Oh absolutely, one of the things we talk about in therapy is expectations and how that creates upset. I don’t think it’s real to assume I’m going to reach a destination called “happiness” and then stay there as long as no one pulls me out of it. That comes and goes.
Yeah, exactly. One time a couple years ago, my therapist pointed out that once I got the thing I thought would give me ultimate happiness, the target always changed. She was like, “You have a growth mindset and it helps you in that way, but also recognize that there’s not going to be one thing that makes you happy forever.”
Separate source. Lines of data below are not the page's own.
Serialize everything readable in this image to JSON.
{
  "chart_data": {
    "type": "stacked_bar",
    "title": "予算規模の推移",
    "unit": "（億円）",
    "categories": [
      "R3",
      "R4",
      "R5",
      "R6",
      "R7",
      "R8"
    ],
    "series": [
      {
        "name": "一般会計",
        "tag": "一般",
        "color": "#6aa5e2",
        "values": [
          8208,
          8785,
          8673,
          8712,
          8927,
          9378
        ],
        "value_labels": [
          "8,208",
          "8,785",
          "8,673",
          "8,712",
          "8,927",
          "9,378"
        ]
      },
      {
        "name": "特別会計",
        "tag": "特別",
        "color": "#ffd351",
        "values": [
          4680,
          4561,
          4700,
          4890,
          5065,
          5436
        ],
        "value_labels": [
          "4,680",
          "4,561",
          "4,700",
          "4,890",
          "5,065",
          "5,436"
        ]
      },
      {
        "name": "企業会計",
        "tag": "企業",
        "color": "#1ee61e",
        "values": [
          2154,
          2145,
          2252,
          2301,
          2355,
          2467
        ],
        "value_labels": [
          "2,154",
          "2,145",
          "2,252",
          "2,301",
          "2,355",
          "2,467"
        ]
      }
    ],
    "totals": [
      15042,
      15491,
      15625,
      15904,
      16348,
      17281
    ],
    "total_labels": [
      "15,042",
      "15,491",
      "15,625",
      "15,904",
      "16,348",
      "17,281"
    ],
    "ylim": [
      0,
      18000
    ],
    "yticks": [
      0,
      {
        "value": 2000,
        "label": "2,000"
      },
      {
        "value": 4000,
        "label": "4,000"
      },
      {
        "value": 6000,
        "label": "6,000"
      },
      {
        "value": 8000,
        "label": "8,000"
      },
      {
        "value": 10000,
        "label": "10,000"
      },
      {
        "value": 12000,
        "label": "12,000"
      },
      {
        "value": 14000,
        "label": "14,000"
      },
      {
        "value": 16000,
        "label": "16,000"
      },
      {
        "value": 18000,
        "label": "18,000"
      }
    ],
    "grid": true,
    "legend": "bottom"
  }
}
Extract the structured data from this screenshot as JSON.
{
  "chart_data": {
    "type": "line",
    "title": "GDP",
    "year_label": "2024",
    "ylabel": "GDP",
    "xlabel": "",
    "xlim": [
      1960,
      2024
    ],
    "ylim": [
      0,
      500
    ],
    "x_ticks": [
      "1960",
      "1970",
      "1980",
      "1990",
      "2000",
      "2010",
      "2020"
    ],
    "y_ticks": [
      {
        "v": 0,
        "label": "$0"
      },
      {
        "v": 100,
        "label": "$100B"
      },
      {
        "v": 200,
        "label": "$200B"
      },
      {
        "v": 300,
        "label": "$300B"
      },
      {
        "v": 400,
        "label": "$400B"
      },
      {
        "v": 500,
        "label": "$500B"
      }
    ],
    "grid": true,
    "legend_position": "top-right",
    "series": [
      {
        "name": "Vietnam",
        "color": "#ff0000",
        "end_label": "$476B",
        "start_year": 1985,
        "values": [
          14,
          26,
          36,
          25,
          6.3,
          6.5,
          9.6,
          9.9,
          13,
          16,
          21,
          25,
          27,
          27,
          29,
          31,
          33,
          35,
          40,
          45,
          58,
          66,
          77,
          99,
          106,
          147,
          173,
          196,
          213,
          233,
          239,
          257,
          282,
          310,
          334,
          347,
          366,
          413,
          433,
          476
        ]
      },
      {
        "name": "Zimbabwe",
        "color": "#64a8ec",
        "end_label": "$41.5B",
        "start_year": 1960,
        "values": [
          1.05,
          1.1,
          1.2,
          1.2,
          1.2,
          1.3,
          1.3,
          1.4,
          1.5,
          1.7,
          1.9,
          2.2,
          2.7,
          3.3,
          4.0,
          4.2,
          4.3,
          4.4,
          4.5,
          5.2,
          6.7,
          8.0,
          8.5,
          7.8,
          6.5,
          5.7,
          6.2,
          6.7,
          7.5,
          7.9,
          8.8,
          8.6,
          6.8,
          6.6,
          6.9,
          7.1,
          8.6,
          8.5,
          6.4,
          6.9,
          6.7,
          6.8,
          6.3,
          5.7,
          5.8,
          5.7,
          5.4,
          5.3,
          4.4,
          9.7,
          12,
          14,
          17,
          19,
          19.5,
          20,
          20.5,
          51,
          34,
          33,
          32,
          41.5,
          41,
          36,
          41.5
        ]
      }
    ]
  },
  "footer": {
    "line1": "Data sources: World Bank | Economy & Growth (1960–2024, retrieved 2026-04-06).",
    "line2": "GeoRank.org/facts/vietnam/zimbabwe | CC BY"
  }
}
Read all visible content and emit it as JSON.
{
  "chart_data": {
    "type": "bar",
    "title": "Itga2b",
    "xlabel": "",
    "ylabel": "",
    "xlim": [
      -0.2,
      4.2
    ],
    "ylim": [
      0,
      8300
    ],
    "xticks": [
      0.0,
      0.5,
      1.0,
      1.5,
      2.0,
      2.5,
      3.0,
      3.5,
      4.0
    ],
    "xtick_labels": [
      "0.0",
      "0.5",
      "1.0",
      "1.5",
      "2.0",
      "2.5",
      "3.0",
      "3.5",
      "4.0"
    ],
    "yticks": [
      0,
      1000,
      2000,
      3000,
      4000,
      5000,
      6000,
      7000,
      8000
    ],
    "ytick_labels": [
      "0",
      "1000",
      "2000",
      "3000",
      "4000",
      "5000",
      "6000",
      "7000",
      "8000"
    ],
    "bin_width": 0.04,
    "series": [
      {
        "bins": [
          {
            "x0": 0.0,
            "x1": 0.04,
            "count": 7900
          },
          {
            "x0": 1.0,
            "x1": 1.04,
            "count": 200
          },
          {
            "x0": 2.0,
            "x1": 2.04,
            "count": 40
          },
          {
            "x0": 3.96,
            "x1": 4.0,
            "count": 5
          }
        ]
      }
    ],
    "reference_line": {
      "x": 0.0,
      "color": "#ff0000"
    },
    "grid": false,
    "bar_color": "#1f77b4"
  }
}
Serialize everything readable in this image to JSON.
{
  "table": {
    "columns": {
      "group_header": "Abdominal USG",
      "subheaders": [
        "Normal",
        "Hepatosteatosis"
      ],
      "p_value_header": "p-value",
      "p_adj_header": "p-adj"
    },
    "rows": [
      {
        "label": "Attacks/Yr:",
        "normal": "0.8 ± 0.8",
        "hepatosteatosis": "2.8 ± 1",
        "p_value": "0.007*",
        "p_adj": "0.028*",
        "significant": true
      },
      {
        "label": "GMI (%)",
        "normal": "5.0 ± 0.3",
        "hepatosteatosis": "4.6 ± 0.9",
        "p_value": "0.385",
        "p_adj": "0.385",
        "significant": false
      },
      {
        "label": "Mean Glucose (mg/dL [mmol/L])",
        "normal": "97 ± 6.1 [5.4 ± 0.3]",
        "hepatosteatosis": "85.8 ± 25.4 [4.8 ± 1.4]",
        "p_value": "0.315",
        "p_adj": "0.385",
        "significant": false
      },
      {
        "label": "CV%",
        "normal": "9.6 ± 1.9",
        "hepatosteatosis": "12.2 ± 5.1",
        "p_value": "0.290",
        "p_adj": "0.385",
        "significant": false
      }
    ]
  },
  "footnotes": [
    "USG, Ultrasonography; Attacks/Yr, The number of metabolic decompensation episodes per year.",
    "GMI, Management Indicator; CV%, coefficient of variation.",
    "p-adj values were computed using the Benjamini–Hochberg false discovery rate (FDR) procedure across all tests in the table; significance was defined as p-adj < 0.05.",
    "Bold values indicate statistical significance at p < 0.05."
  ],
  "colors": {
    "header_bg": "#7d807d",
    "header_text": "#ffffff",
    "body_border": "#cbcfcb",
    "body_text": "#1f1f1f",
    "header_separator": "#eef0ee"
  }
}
Yeah, growth mindset isn’t a bad thing, but if it transforms into perfectionism—or this belief that you should never stop and appreciate the good going on around you—that’s a pitfall. If I had had meltdowns and didn’t stop to think about what was different from the last time, I would have never stopped spiraling. Like, “Oh, this is just my divorce all over again.” It’s like, “No, what did you do differently this time?”
What was it like getting sober at the start of the pandemic?
That first week was so overwhelming, I kind of lost my mind. Animal Crossing had just come out, and I brought my friends together in a Facebook group. The first month I got sober, Animal Crossing was like my quarantine version of inpatient rehab. I’d have virtual therapy with my actual therapist, then check in on improving my island and see an actual friend or two come through the virtual airport to visit me.
But those first couple weeks were intense in terms of emotions, and my body was so used to drinking that not drinking was wild. I could tell my body was like, “I mean we’re repairing, but shit’s gonna be wild for a minute while we fix everything.” But it did progressively start to feel better, and the cravings for the most part dwindled.
I imagine a lot of people in recovery feel like they’ve transformed. I certainly do. Not to say I’m a totally different person per se, but I’m a version of myself I’m happier to see out here. I’ve healed and I’m still healing. I notice I’m not reactive; I’m proactive. That is where I notice growth—and it’s what keeps the fire lit for staying sober.